Paper Pool

The Navigations book argues that, "...problems that can be solved by using tables, graphs, verbal descriptions, concrete or pictorial representations, or algebraic symbols offer opportunities for students to build their understanding of mathematical functions (NCTM, 2001)."

Students have already considered four of these five representations for the Paper Pool game. In the first lesson of this unit, Learn The Game, students learned about the game of Paper Pool by considering a verbal description of the game as well as a picture that explained it. In the second lesson, How Many Hits?, students organized the data in a table and discovered an algebraic rule for the number of hits.

In this lesson, students will consider graphical representations for the number of hits.

Ask students, "How could you graph the information you collected about the Paper Pool game and the number of hits on each table?" Students may have a difficult time answering this question, because there are three variables: the Length of the table, the Height of the table, and the Number of Hits. However, it's possible to graph the data if one of the variables is held constant.

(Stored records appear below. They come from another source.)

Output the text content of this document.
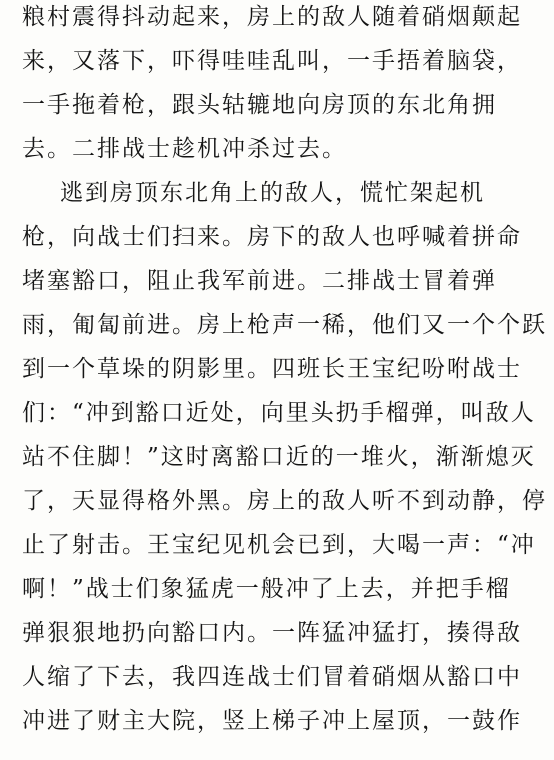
粮村震得抖动起来，房上的敌人随着硝烟颠起
来，又落下，吓得哇哇乱叫，一手捂着脑袋，
一手拖着枪，跟头轱辘地向房顶的东北角拥
去。二排战士趁机冲杀过去。
逃到房顶东北角上的敌人，慌忙架起机
枪，向战士们扫来。房下的敌人也呼喊着拼命
堵塞豁口，阻止我军前进。二排战士冒着弹
雨，匍匐前进。房上枪声一稀，他们又一个个跃
到一个草垛的阴影里。四班长王宝纪吩咐战士
们：“冲到豁口近处，向里头扔手榴弹，叫敌人
站不住脚！”这时离豁口近的一堆火，渐渐熄灭
了，天显得格外黑。房上的敌人听不到动静，停
止了射击。王宝纪见机会已到，大喝一声：“冲
啊！”战士们象猛虎一般冲了上去，并把手榴
弹狠狠地扔向豁口内。一阵猛冲猛打，揍得敌
人缩了下去，我四连战士们冒着硝烟从豁口中
冲进了财主大院，竖上梯子冲上屋顶，一鼓作
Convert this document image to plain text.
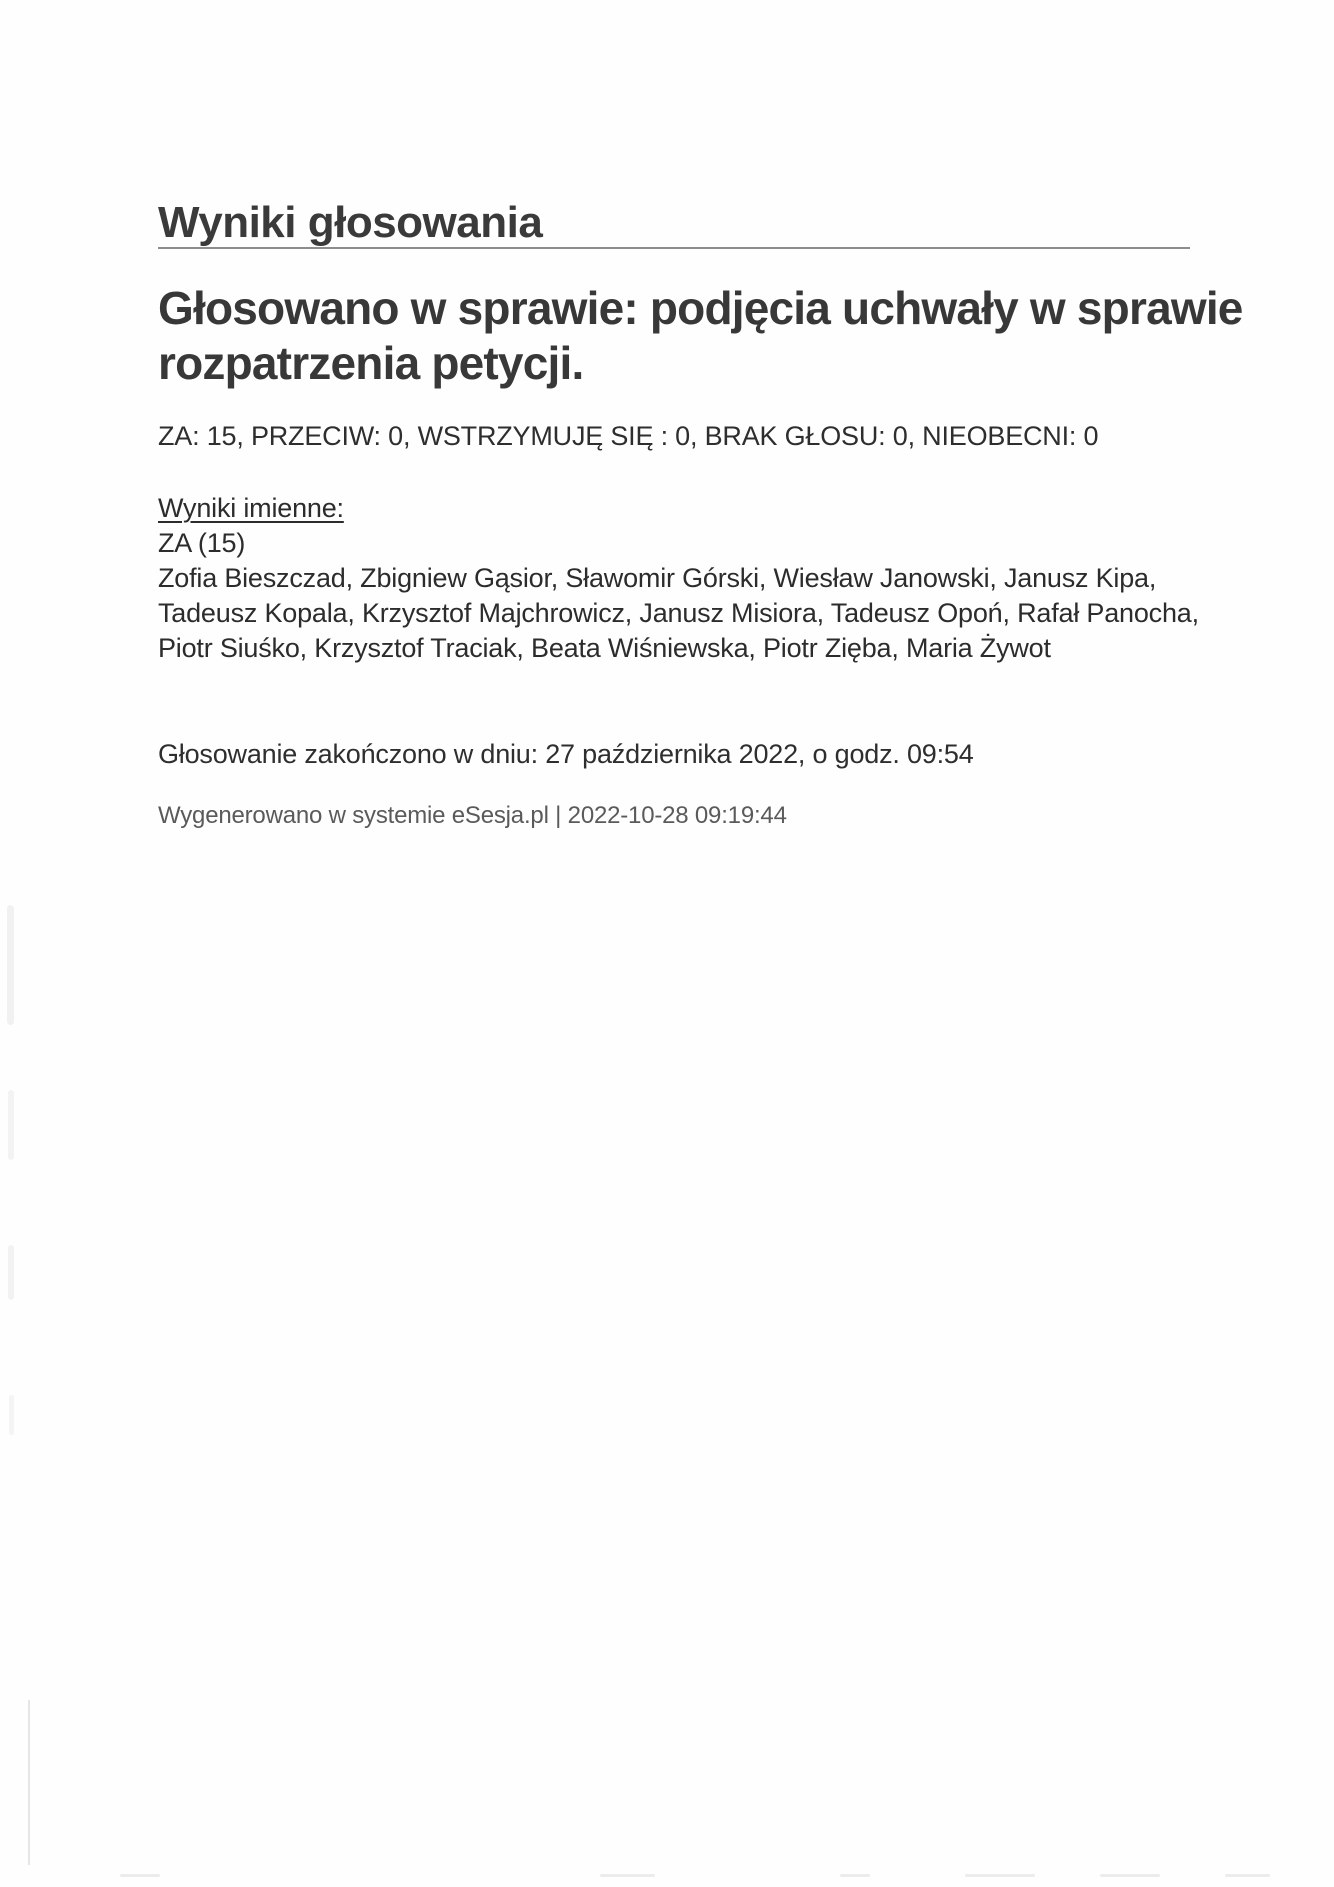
Wyniki głosowania
Głosowano w sprawie: podjęcia uchwały w sprawie
rozpatrzenia petycji.
ZA: 15, PRZECIW: 0, WSTRZYMUJĘ SIĘ : 0, BRAK GŁOSU: 0, NIEOBECNI: 0
Wyniki imienne:
ZA (15)
Zofia Bieszczad, Zbigniew Gąsior, Sławomir Górski, Wiesław Janowski, Janusz Kipa,
Tadeusz Kopala, Krzysztof Majchrowicz, Janusz Misiora, Tadeusz Opoń, Rafał Panocha,
Piotr Siuśko, Krzysztof Traciak, Beata Wiśniewska, Piotr Zięba, Maria Żywot
Głosowanie zakończono w dniu: 27 października 2022, o godz. 09:54
Wygenerowano w systemie eSesja.pl | 2022-10-28 09:19:44
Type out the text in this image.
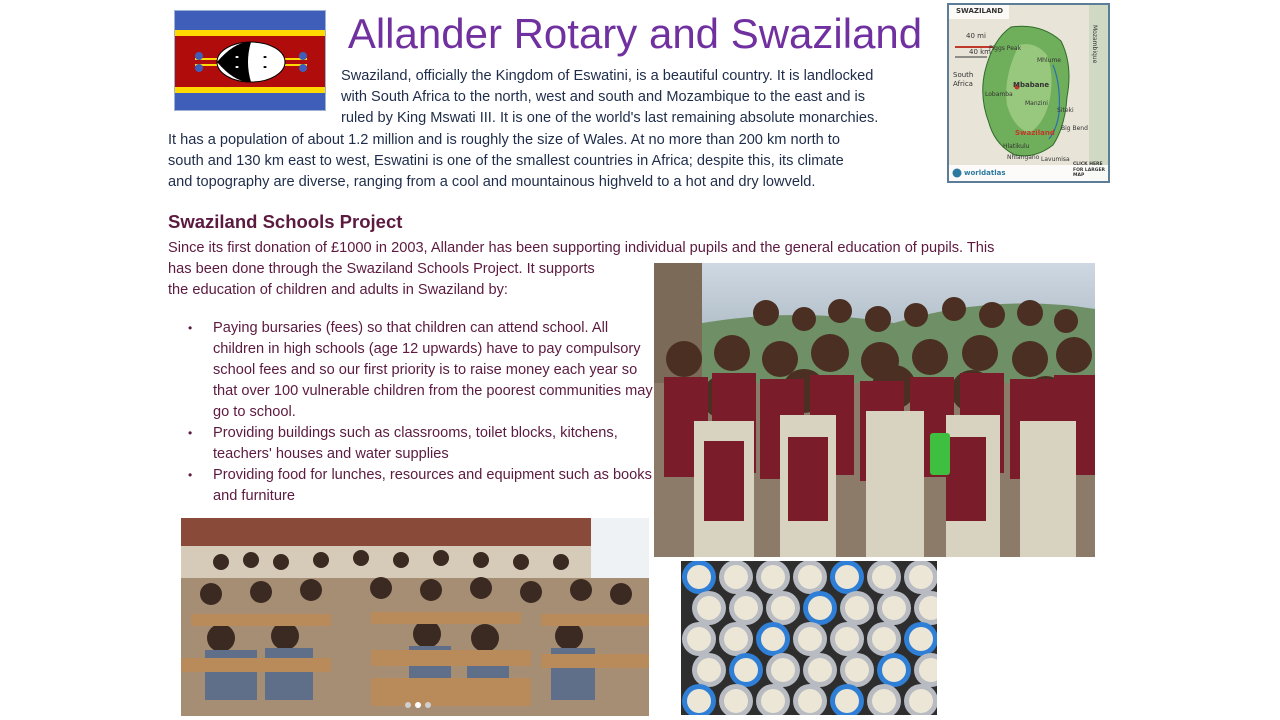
Allander Rotary and Swaziland	SWAZILAND
40 mi
40 km
South Africa
Mozambique
Piggs Peak
Mhlume
Mbabane
Lobamba
Manzini
Siteki
Swaziland
Big Bend
Hlatikulu
Nhlangano Lavumisa
worldatlas
CLICK HERE FOR LARGER MAP
Swaziland, officially the Kingdom of Eswatini, is a beautiful country. It is landlocked
with South Africa to the north, west and south and Mozambique to the east and is
ruled by King Mswati III. It is one of the world's last remaining absolute monarchies.
It has a population of about 1.2 million and is roughly the size of Wales. At no more than 200 km north to
south and 130 km east to west, Eswatini is one of the smallest countries in Africa; despite this, its climate
and topography are diverse, ranging from a cool and mountainous highveld to a hot and dry lowveld.
Swaziland Schools Project
Since its first donation of £1000 in 2003, Allander has been supporting individual pupils and the general education of pupils. This
has been done through the Swaziland Schools Project. It supports
the education of children and adults in Swaziland by:
• Paying bursaries (fees) so that children can attend school. All children in high schools (age 12 upwards) have to pay compulsory school fees and so our first priority is to raise money each year so that over 100 vulnerable children from the poorest communities may go to school.
• Providing buildings such as classrooms, toilet blocks, kitchens, teachers' houses and water supplies
• Providing food for lunches, resources and equipment such as books and furniture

For instance, what does the graph look like if you only consider tables with a length of 5?

If the Excel chart is sorted by Length, then by Height, the following set of data might result for tables with length 5:

When considering this table of values, students may notice a partial pattern in the Number of Hits column. For the most part, the number of hits increases by 1 each row, but there is an anomaly in each row where the height is a multiple of 5. The pattern is even more obvious when students consider this information represented in a graph:

Discuss this graph with students. What title would they give this graph, and what labels would they use? [The title could be, "Paper Pool Tables of Length 5." The horizontal axis should be labeled, "Height of Table," and the vertical axis should be labeled, "Number of Hits."] Allow students to make some observations. They may notice that it appears to have two sets of "lines." The first, very obvious set of linear points passes through (1,6), (2,7), (3,8), ..., and has a slope of 1. A less obvious set of linear points passes through (5,2), (10,3), (15,4), ..., and has a slope of 1/5.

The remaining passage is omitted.